Chemistry – Compound Lookups¶
Several Python packages exist that simplify the process of looking compounds and their chemical structure.
This means that we can look-up compounds by name or structure and create a generative sequence of steps that allows us obtain the structure of a compound, and various properties of it, simply by starting with its common name.
With a representation of the structure to hand, we can then visualise its structure as demonstrated in a later section.
This allows us in part to create one-piece generative document workflows where information rich outputs, as well as rich media outputs, can be generated from (potentially hidden) generative scripts contained within the source document.
For creators of educational materials, this means we can create narratives where a compound is identified by name, a lookup is made, and informational descriptions can then be generated from the looked up object.
This means that the materials will be factually correct as the informational properties will be rendered directly from the retrieved object.
Warning
One of the risks associated with generative documents is that if for some reason the generative code cannot be run or fails to execute as intended, the rendered document will be incomplete at best, meaningless at worst.
It is therefore recommended that generative documents should be saved in an archived form with all cells run.
Using a “loop back” generative method, where assets are created, saved to disk, and then loaded back in is another approach that can be used to generate assets that can be persisted for local use by the generating document, or even reused elsewhere.
Through being able to look up properties of materials, we can also generate factual statements about them or generate quizzes or opportunities for self-test activities around them.
pubchempy
¶
The pubchempy
package provides a Python interface to PubChem, a freely accessible chemical information lookup service.
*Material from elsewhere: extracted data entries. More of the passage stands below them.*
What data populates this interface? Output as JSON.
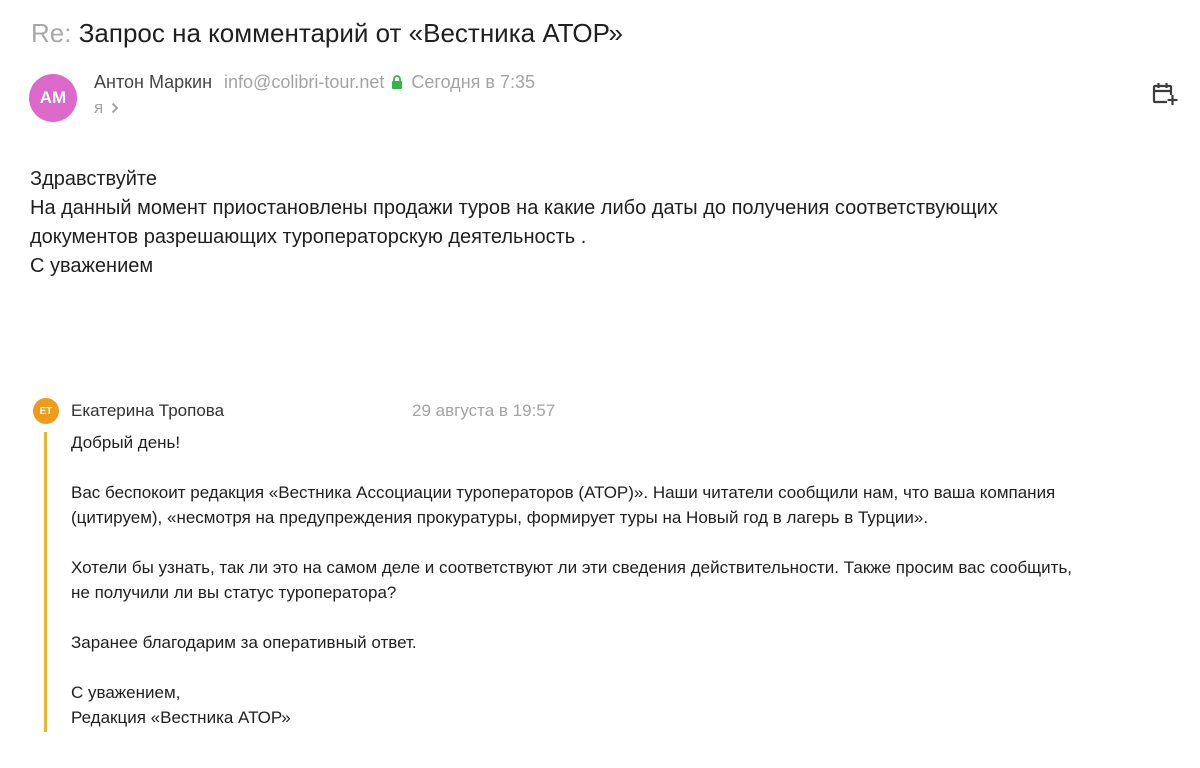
{
  "subject": {
    "prefix": "Re:",
    "text": "Запрос на комментарий от «Вестника АТОР»"
  },
  "sender": {
    "initials": "АМ",
    "name": "Антон Маркин",
    "email": "info@colibri-tour.net",
    "date": "Сегодня в 7:35",
    "to": "я",
    "avatar_color": "#dc68c9",
    "lock_color": "#33b54a"
  },
  "body": {
    "lines": [
      "Здравствуйте",
      "На данный момент приостановлены продажи туров на какие либо даты до получения соответствующих",
      "документов разрешающих туроператорскую деятельность .",
      "С уважением"
    ]
  },
  "quote": {
    "initials": "ЕТ",
    "name": "Екатерина Тропова",
    "date": "29 августа в 19:57",
    "avatar_color": "#ee9a1a",
    "bar_color": "#e8b637",
    "greeting": "Добрый день!",
    "p1": [
      "Вас беспокоит редакция «Вестника Ассоциации туроператоров (АТОР)». Наши читатели сообщили нам, что ваша компания",
      "(цитируем), «несмотря на предупреждения прокуратуры, формирует туры на Новый год в лагерь в Турции»."
    ],
    "p2": [
      "Хотели бы узнать, так ли это на самом деле и соответствуют ли эти сведения действительности. Также просим вас сообщить,",
      "не получили ли вы статус туроператора?"
    ],
    "p3": "Заранее благодарим за оперативный ответ.",
    "sign": [
      "С уважением,",
      "Редакция «Вестника АТОР»"
    ]
  }
}
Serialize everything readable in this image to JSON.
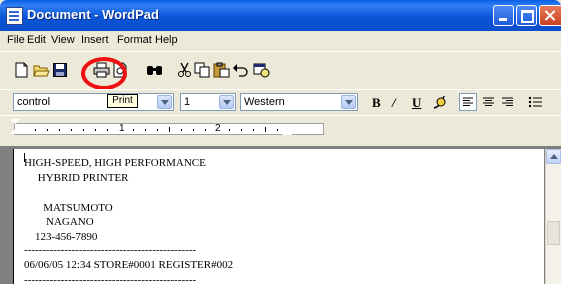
{
  "window": {
    "title": "Document - WordPad"
  },
  "menu": [
    {
      "label": "File"
    },
    {
      "label": "Edit"
    },
    {
      "label": "View"
    },
    {
      "label": "Insert"
    },
    {
      "label": "Format"
    },
    {
      "label": "Help"
    }
  ],
  "toolbar": {
    "icons": [
      "new-document-icon",
      "open-folder-icon",
      "save-icon",
      "print-icon",
      "print-preview-icon",
      "find-icon",
      "cut-icon",
      "copy-icon",
      "paste-icon",
      "undo-icon",
      "insert-date-time-icon"
    ],
    "tooltip": "Print",
    "highlight_color": "#ee1111"
  },
  "format": {
    "font_name": "control",
    "font_size": "1",
    "script": "Western",
    "bold_label": "B",
    "italic_label": "/",
    "underline_label": "U"
  },
  "ruler": {
    "numbers": [
      "1",
      "2"
    ]
  },
  "document": {
    "lines": [
      "HIGH-SPEED, HIGH PERFORMANCE",
      "     HYBRID PRINTER",
      "",
      "       MATSUMOTO",
      "        NAGANO",
      "    123-456-7890",
      "-----------------------------------------------",
      "06/06/05 12:34 STORE#0001 REGISTER#002",
      "-----------------------------------------------"
    ]
  }
}
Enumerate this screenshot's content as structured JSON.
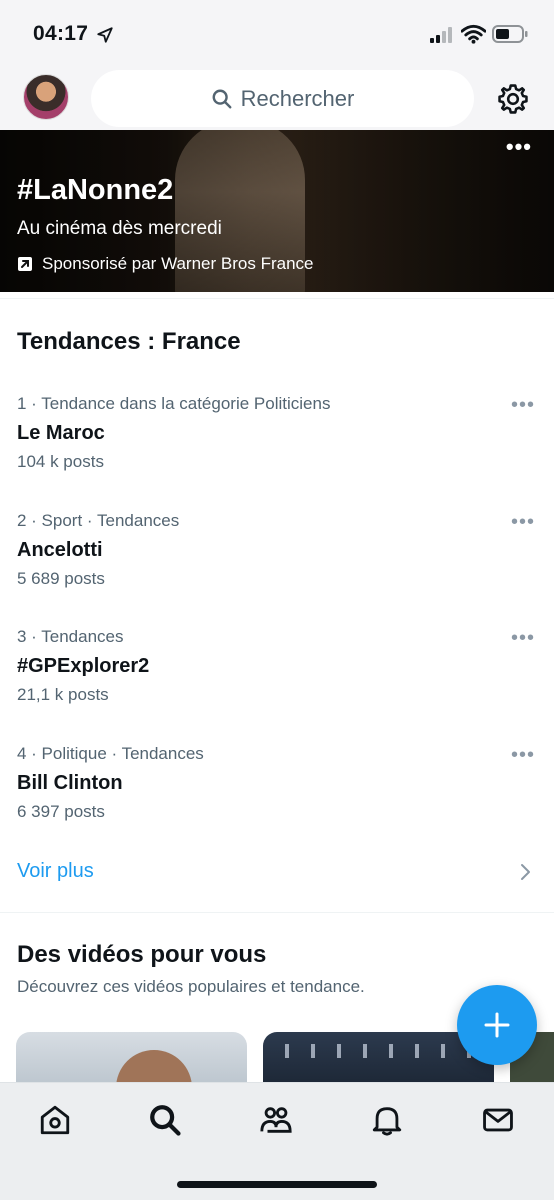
{
  "status_bar": {
    "time": "04:17"
  },
  "header": {
    "search_placeholder": "Rechercher"
  },
  "promo": {
    "title": "#LaNonne2",
    "subtitle": "Au cinéma dès mercredi",
    "sponsor": "Sponsorisé par Warner Bros France"
  },
  "trends": {
    "title": "Tendances : France",
    "items": [
      {
        "meta": "1 · Tendance dans la catégorie Politiciens",
        "name": "Le Maroc",
        "count": "104 k posts"
      },
      {
        "meta": "2 · Sport · Tendances",
        "name": "Ancelotti",
        "count": "5 689 posts"
      },
      {
        "meta": "3 · Tendances",
        "name": "#GPExplorer2",
        "count": "21,1 k posts"
      },
      {
        "meta": "4 · Politique · Tendances",
        "name": "Bill Clinton",
        "count": "6 397 posts"
      }
    ],
    "see_more": "Voir plus"
  },
  "videos": {
    "title": "Des vidéos pour vous",
    "subtitle": "Découvrez ces vidéos populaires et tendance."
  },
  "colors": {
    "accent": "#1d9bf0",
    "secondary_text": "#536471"
  },
  "tabbar": {
    "icons": [
      "home-icon",
      "search-icon",
      "communities-icon",
      "notifications-icon",
      "messages-icon"
    ],
    "active": "search-icon"
  }
}
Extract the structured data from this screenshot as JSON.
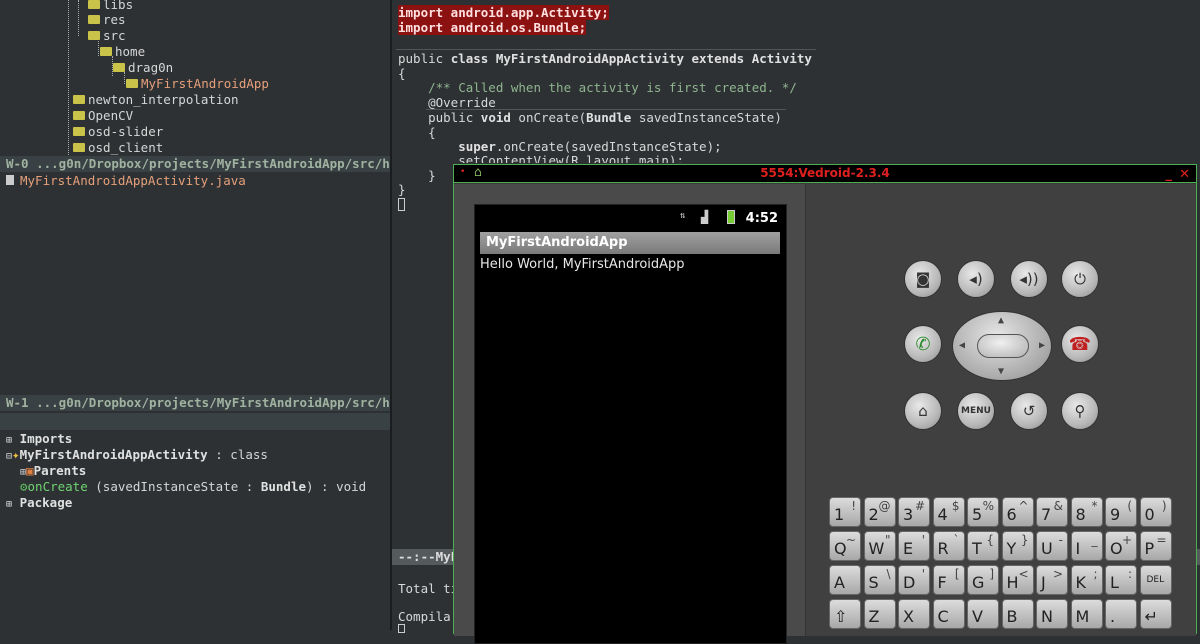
{
  "tree": {
    "items": [
      {
        "label": "libs",
        "indent": 2
      },
      {
        "label": "res",
        "indent": 2
      },
      {
        "label": "src",
        "indent": 2
      },
      {
        "label": "home",
        "indent": 3
      },
      {
        "label": "drag0n",
        "indent": 4
      },
      {
        "label": "MyFirstAndroidApp",
        "indent": 5
      },
      {
        "label": "newton_interpolation",
        "indent": 1
      },
      {
        "label": "OpenCV",
        "indent": 1
      },
      {
        "label": "osd-slider",
        "indent": 1
      },
      {
        "label": "osd_client",
        "indent": 1
      }
    ]
  },
  "modeline0": "W-0 ...g0n/Dropbox/projects/MyFirstAndroidApp/src/h",
  "file_entry": "MyFirstAndroidAppActivity.java",
  "modeline1": "W-1 ...g0n/Dropbox/projects/MyFirstAndroidApp/src/h",
  "outline": {
    "imports": "Imports",
    "class_name": "MyFirstAndroidAppActivity",
    "class_suffix": " : class",
    "parents": "Parents",
    "method_name": "onCreate",
    "method_args": " (savedInstanceState : ",
    "method_type": "Bundle",
    "method_ret": ") : void",
    "package": "Package"
  },
  "code": {
    "import1": "import android.app.Activity;",
    "import2": "import android.os.Bundle;",
    "class_decl_pre": "public ",
    "class_decl_kw": "class MyFirstAndroidAppActivity extends Activity",
    "brace_open": "{",
    "comment": "    /** Called when the activity is first created. */",
    "override": "    @Override",
    "method_pre": "    public ",
    "method_kw": "void",
    "method_mid": " onCreate(",
    "method_type": "Bundle",
    "method_post": " savedInstanceState)",
    "inner_brace": "    {",
    "super_call_kw": "super",
    "super_call_rest": ".onCreate(savedInstanceState);",
    "setcontent": "        setContentView(R.layout.main);",
    "inner_close": "    }",
    "close": "}"
  },
  "editor_modeline": "--:--MyFi",
  "compile": {
    "line1": "Total ti",
    "line2": "Compila"
  },
  "emulator": {
    "title": "5554:Vedroid-2.3.4",
    "clock": "4:52",
    "app_title": "MyFirstAndroidApp",
    "hello_text": "Hello World, MyFirstAndroidApp",
    "menu_label": "MENU"
  },
  "keyboard": {
    "row1": [
      [
        "1",
        "!"
      ],
      [
        "2",
        "@"
      ],
      [
        "3",
        "#"
      ],
      [
        "4",
        "$"
      ],
      [
        "5",
        "%"
      ],
      [
        "6",
        "^"
      ],
      [
        "7",
        "&"
      ],
      [
        "8",
        "*"
      ],
      [
        "9",
        "("
      ],
      [
        "0",
        ")"
      ]
    ],
    "row2": [
      [
        "Q",
        "~"
      ],
      [
        "W",
        "\""
      ],
      [
        "E",
        "'"
      ],
      [
        "R",
        "`"
      ],
      [
        "T",
        "{"
      ],
      [
        "Y",
        "}"
      ],
      [
        "U",
        "-"
      ],
      [
        "I",
        "_"
      ],
      [
        "O",
        "+"
      ],
      [
        "P",
        "="
      ]
    ],
    "row3": [
      [
        "A",
        ""
      ],
      [
        "S",
        "\\"
      ],
      [
        "D",
        "'"
      ],
      [
        "F",
        "["
      ],
      [
        "G",
        "]"
      ],
      [
        "H",
        "<"
      ],
      [
        "J",
        ">"
      ],
      [
        "K",
        ";"
      ],
      [
        "L",
        ":"
      ],
      [
        "DEL",
        ""
      ]
    ],
    "row4": [
      [
        "⇧",
        ""
      ],
      [
        "Z",
        ""
      ],
      [
        "X",
        ""
      ],
      [
        "C",
        ""
      ],
      [
        "V",
        ""
      ],
      [
        "B",
        ""
      ],
      [
        "N",
        ""
      ],
      [
        "M",
        ""
      ],
      [
        ".",
        ""
      ],
      [
        "↵",
        ""
      ]
    ]
  },
  "colors": {
    "accent_green": "#4caf50",
    "title_red": "#e02020",
    "import_bg": "#8c1212"
  }
}
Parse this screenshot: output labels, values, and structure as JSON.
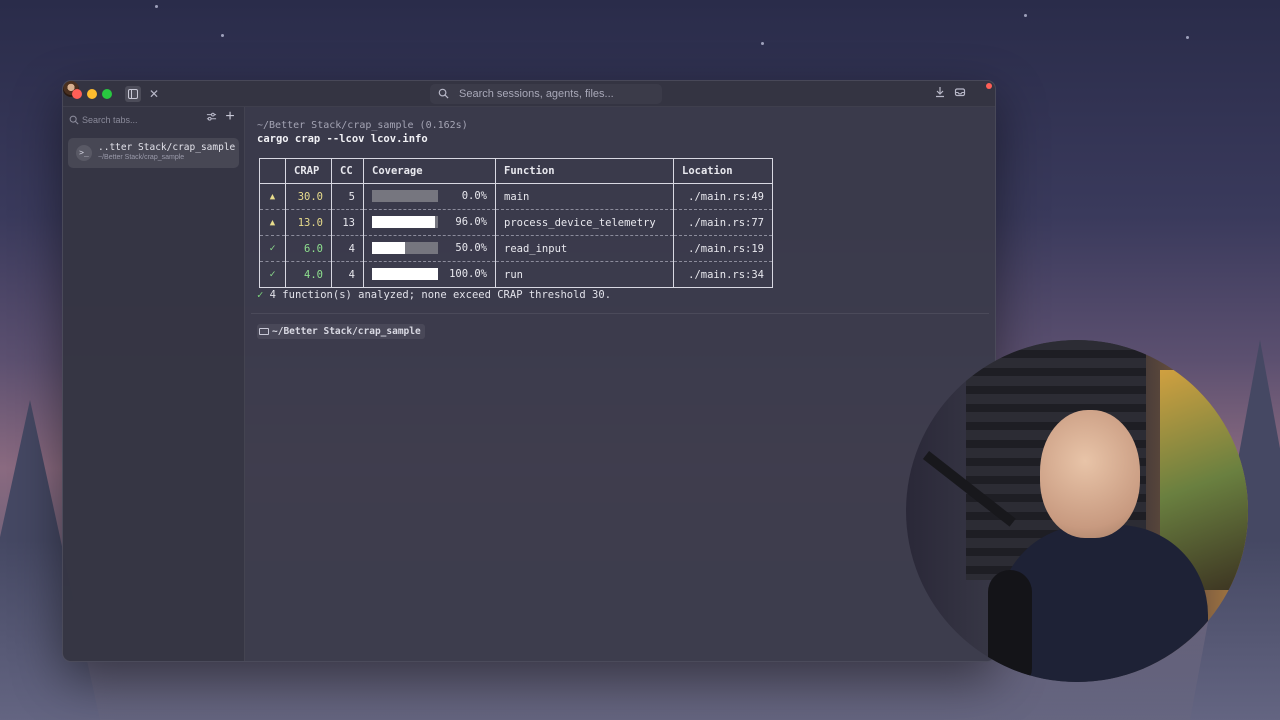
{
  "titlebar": {
    "search_placeholder": "Search sessions, agents, files..."
  },
  "sidebar": {
    "search_placeholder": "Search tabs...",
    "tabs": [
      {
        "name": "..tter Stack/crap_sample",
        "path": "~/Better Stack/crap_sample"
      }
    ]
  },
  "terminal": {
    "cwd_line": "~/Better Stack/crap_sample (0.162s)",
    "command": "cargo crap --lcov lcov.info",
    "table": {
      "headers": [
        "CRAP",
        "CC",
        "Coverage",
        "Function",
        "Location"
      ],
      "rows": [
        {
          "status": "warn",
          "status_glyph": "▲",
          "crap": "30.0",
          "cc": "5",
          "coverage_fraction": 0.0,
          "coverage_pct": "0.0%",
          "function": "main",
          "location": "./main.rs:49"
        },
        {
          "status": "warn",
          "status_glyph": "▲",
          "crap": "13.0",
          "cc": "13",
          "coverage_fraction": 0.96,
          "coverage_pct": "96.0%",
          "function": "process_device_telemetry",
          "location": "./main.rs:77"
        },
        {
          "status": "ok",
          "status_glyph": "✓",
          "crap": "6.0",
          "cc": "4",
          "coverage_fraction": 0.5,
          "coverage_pct": "50.0%",
          "function": "read_input",
          "location": "./main.rs:19"
        },
        {
          "status": "ok",
          "status_glyph": "✓",
          "crap": "4.0",
          "cc": "4",
          "coverage_fraction": 1.0,
          "coverage_pct": "100.0%",
          "function": "run",
          "location": "./main.rs:34"
        }
      ]
    },
    "summary_check": "✓",
    "summary": "4 function(s) analyzed; none exceed CRAP threshold 30.",
    "prompt_path": "~/Better Stack/crap_sample"
  },
  "colors": {
    "warn": "#e8dc8c",
    "ok": "#8ee08e",
    "traffic_red": "#fe5f57",
    "traffic_yellow": "#febc2e",
    "traffic_green": "#28c840"
  }
}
PubChem allows for the searching of chemicals by name and lookups of molecular formulas and structures using conventional representations such as a SMILES representation.
SMILES
SMILES (Simplified molecular-input line-entry system) is a simple text format for desctibing molecular structure.
Related: [SMILES tutorial](https://www.epa.gov/sites/production/files/2015-05/documents/appendf.pdf(
Packages like pubchempy
can be used in conjunction with visualisers such as py3Dmol
to look up a molecule by name (using pubchempy
) and then display its structure as an interactive 3D model (using py3Dmol
).
Import the base package:
import pubchempy as pcp
We can look up a chemical by name, select the first result, and then generate the canonical or isomeric SMILES representation:
ethanol = pcp.get_compounds('ethanol', 'name')[0]
ethanol.canonical_smiles, ethanol.isomeric_smiles
('CCO', 'CCO')
If we create a reference to the .iupac_name
of the compound, we can use that in a markdown field.
from myst_nb import glue
glue("g_ethanol", ethanol.iupac_name, display=False)
Such a reference is embedded in this piece of text: you looked up the compound ethanol.
We can also look up compounds by formula.
Note
If required, responses from look-ups can be returned as pandas dataframes.
nitric_acid_df = pcp.get_compounds('HNO3', 'formula', as_dataframe=True)[:3]
nitric_acid_df[['iupac_name', 'molecular_formula', 'canonical_smiles', 'inchi']]
iupac_name | molecular_formula | canonical_smiles | inchi | |
---|---|---|---|---|
cid | ||||
944 | nitric acid | HNO3 | [N+](=O)(O)[O-] | InChI=1S/HNO3/c2-1(3)4/h(H,2,3,4) |
123349 | hydroxy nitrite | HNO3 | N(=O)OO | InChI=1S/HNO3/c2-1-4-3/h3H |
12025424 | deuterio nitrate | HNO3 | [N+](=O)(O)[O-] | InChI=1S/HNO3/c2-1(3)4/h(H,2,3,4)/i/hD |
Round tripping of looking up a compound by name, obtaining its SMILES representation, looking the compound by SMILES representation, and then displaying the name of the final object retrieved, is also possible and can be used as an integrity check:
#Look up by SMILES string
compound = pcp.get_compounds('CCO', 'smiles')[0]
compound.iupac_name
'ethanol'
We can also use other chemical reference codes for the lookup, such as an InChI
identifier:
InChI
InChI
, the IUPAC (International Chemical Identifier) is a standardised textual identifier for chemical substances.
The InChIKey
reference scheme is a condensed 27 character hashed version of the full InChI
identifier string.
pcp.get_compounds("InChI=1S/HNO3/c2-1(3)4/h(H,2,3,4)","inchi",
as_dataframe=True).iloc[0]['iupac_name']
'nitric acid'
The retrieved object stores a wide range of useful informational properties associated with the compound.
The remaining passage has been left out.